86 In O’Reilly -v- The Law Society of NSW [1988] NSWLST 2 it was observed that the appellant had lied to, and deceived, the Law Society and the Statutory Committee. In his reasons, Clarke JA, said:
87 There are many judicial statements to the effect that a solicitor has a duty of complete candour to his/her clients, to the body lawfully investigating any professional misconduct or unsatisfactory professional conduct, to the ADT and to the Court. This arises from the fact that he/she belongs to an honourable profession to adopt the words of Clarke JA, above.
"It should be said at once that a finding that a solicitor has deceived a court or tribunal provides compelling evidence of his unfitness to practise. The profession is an honourable one and nothing less than complete honesty and candour in all instances is acceptable. The client should be entitled to rely on the truthfulness of all that he is told. The courts should likewise be entitled to accept without question assertions made by a solicitor. If a solicitor is found to have deliberately lied to a client or to the court then he has failed, in a fundamental respect, to adhere to the required standards. (See Law Society of New South Wales v Veron 84 WN Pt 1 136; The New South Wales Bar Association v Kalaf NSW Court of Appeal, 11.10.88, unreported; The Law Society of New South Wales v Jones, NSW Court of Appeal, 27.7.78, unreported; Kotowicz v Law Society of New South Wales, NSW Court of Appeal, 7.8.87, unreported.) But care must be taken in reaching a conclusion that the solicitor has lied or deceived the tribunal.
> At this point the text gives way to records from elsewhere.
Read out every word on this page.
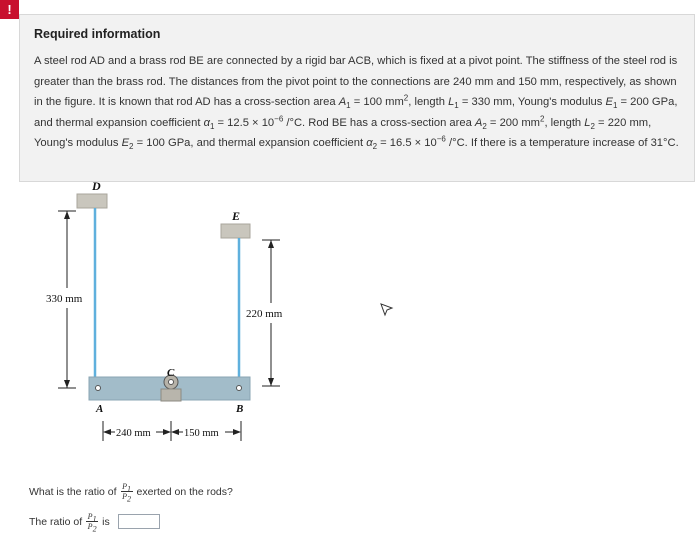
!
Required information
A steel rod AD and a brass rod BE are connected by a rigid bar ACB, which is fixed at a pivot point. The stiffness of the steel rod is greater than the brass rod. The distances from the pivot point to the connections are 240 mm and 150 mm, respectively, as shown in the figure. It is known that rod AD has a cross-section area $A_1 = 100$ $mm^2$, length $L_1 = 330$ mm, Young's modulus $E_1 = 200$ GPa, and thermal expansion coefficient $\alpha_1 = 12.5 \times 10^{-6}$ /°C. Rod BE has a cross-section area $A_2 = 200$ $mm^2$, length $L_2 = 220$ mm, Young's modulus $E_2 = 100$ GPa, and thermal expansion coefficient $\alpha_2 = 16.5 \times 10^{-6}$ /°C. If there is a temperature increase of 31°C.
D
E
C
A	B
330 mm
220 mm
240 mm	150 mm
What is the ratio of $\frac{P_1}{P_2}$ exerted on the rods?
The ratio of $\frac{P_1}{P_2}$ is
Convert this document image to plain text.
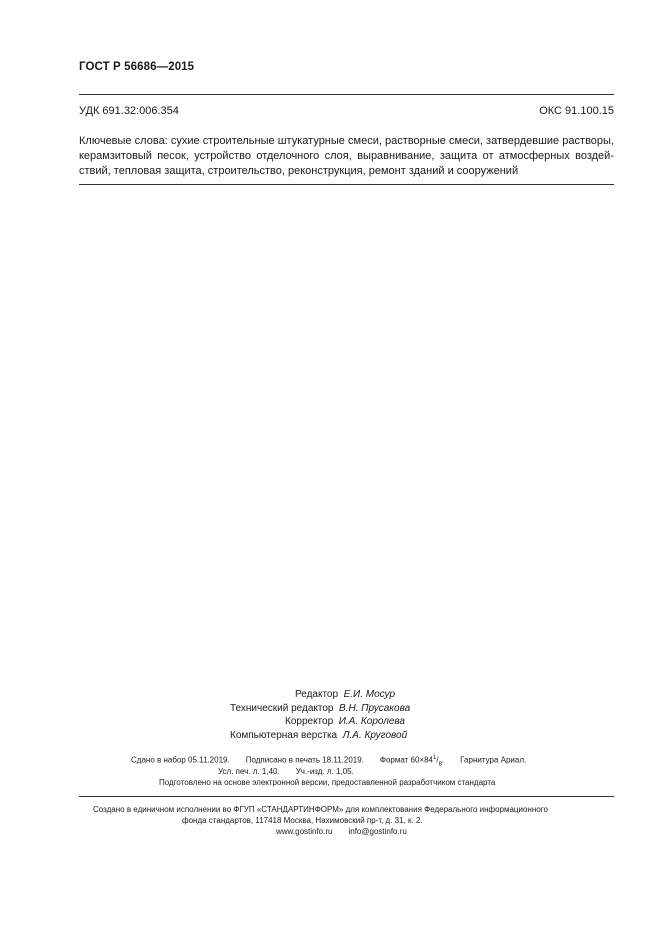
ГОСТ Р 56686—2015
УДК 691.32:006.354	ОКС 91.100.15
Ключевые слова: сухие строительные штукатурные смеси, растворные смеси, затвердевшие растворы,
керамзитовый песок, устройство отделочного слоя, выравнивание, защита от атмосферных воздей-
ствий, тепловая защита, строительство, реконструкция, ремонт зданий и сооружений
Редактор Е.И. Мосур
Технический редактор В.Н. Прусакова
Корректор И.А. Королева
Компьютерная верстка Л.А. Круговой
Сдано в набор 05.11.2019. Подписано в печать 18.11.2019. Формат $60\times 84^1/_8$. Гарнитура Ариал.
Усл. печ. л. 1,40. Уч.-изд. л. 1,05.
Подготовлено на основе электронной версии, предоставленной разработчиком стандарта
Создано в единичном исполнении во ФГУП «СТАНДАРТИНФОРМ» для комплектования Федерального информационного
фонда стандартов, 117418 Москва, Нахимовский пр-т, д. 31, к. 2.
www.gostinfo.ru info@gostinfo.ru
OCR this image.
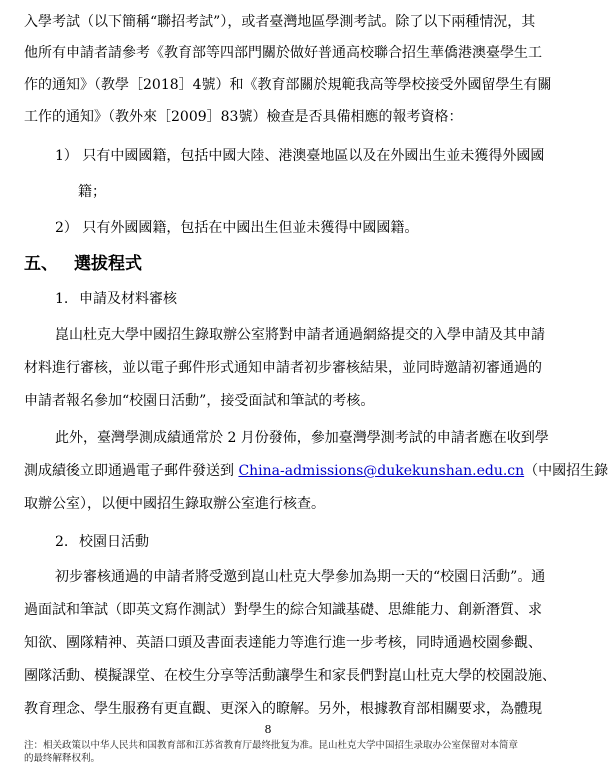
入學考試（以下簡稱“聯招考試”），或者臺灣地區學測考試。除了以下兩種情況，其
他所有申請者請參考《教育部等四部門關於做好普通高校聯合招生華僑港澳臺學生工
作的通知》（教學［2018］4號）和《教育部關於規範我高等學校接受外國留學生有關
工作的通知》（教外來［2009］83號）檢查是否具備相應的報考資格：
1） 只有中國國籍，包括中國大陸、港澳臺地區以及在外國出生並未獲得外國國
籍；
2） 只有外國國籍，包括在中國出生但並未獲得中國國籍。
五、 選拔程式
1. 申請及材料審核
崑山杜克大學中國招生錄取辦公室將對申請者通過網絡提交的入學申請及其申請
材料進行審核，並以電子郵件形式通知申請者初步審核結果，並同時邀請初審通過的
申請者報名參加“校園日活動”，接受面試和筆試的考核。
此外，臺灣學測成績通常於 2 月份發佈，參加臺灣學測考試的申請者應在收到學
測成績後立即通過電子郵件發送到 China-admissions@dukekunshan.edu.cn（中國招生錄
取辦公室），以便中國招生錄取辦公室進行核查。
2. 校園日活動
初步審核通過的申請者將受邀到崑山杜克大學參加為期一天的“校園日活動”。通
過面試和筆試（即英文寫作測試）對學生的綜合知識基礎、思維能力、創新潛質、求
知欲、團隊精神、英語口頭及書面表達能力等進行進一步考核，同時通過校園參觀、
團隊活動、模擬課堂、在校生分享等活動讓學生和家長們對崑山杜克大學的校園設施、
教育理念、學生服務有更直觀、更深入的瞭解。另外，根據教育部相關要求，為體現
8
注：相关政策以中华人民共和国教育部和江苏省教育厅最终批复为准。昆山杜克大学中国招生录取办公室保留对本简章的最终解释权利。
In particular there is a need to distinguish carefully between cases in which the evidence of a solicitor is not accepted and those in which there is an affirmative finding that he has deliberately lied or sought to mislead the tribunal. It goes without saying that a tribunal needs to be satisfied to that degree of persuasion which is necessary to satisfy the Briginshaw test before it can properly make a finding that a solicitor has lied or deliberately deceived the tribunal."
88 Ground (e) Attempted to mislead the Law Society, is proved to our comfortable satisfaction.
89 It is not necessary to consider whether any one of the grounds proved against the Solicitor would of itself have justified the removal of his name from the roll of legal practitioners. It might have been argued that any one, or even more, of the proven grounds could have been dealt with by a less severe order than the one we make. But, the grounds proved establish that the departure from proper professional conduct, manifested by those grounds considered together, is such that no other course is open to the Tribunal but to order that the Solicitor’s name be removed from the roll. This conclusion has not been influenced by the fact that the Solicitor does not oppose an order that his name be removed from the roll of legal practitioners.
90 We note that he does not consent to an order for costs.
91 We make the following orders:
1. That the Solicitor’s name be removed from the roll of legal practitioners.
2. That the Solicitor pay the Council’s costs of and incidental to these proceedings as assessed under Division 6 part 11 of the Legal Profession Act, 1987.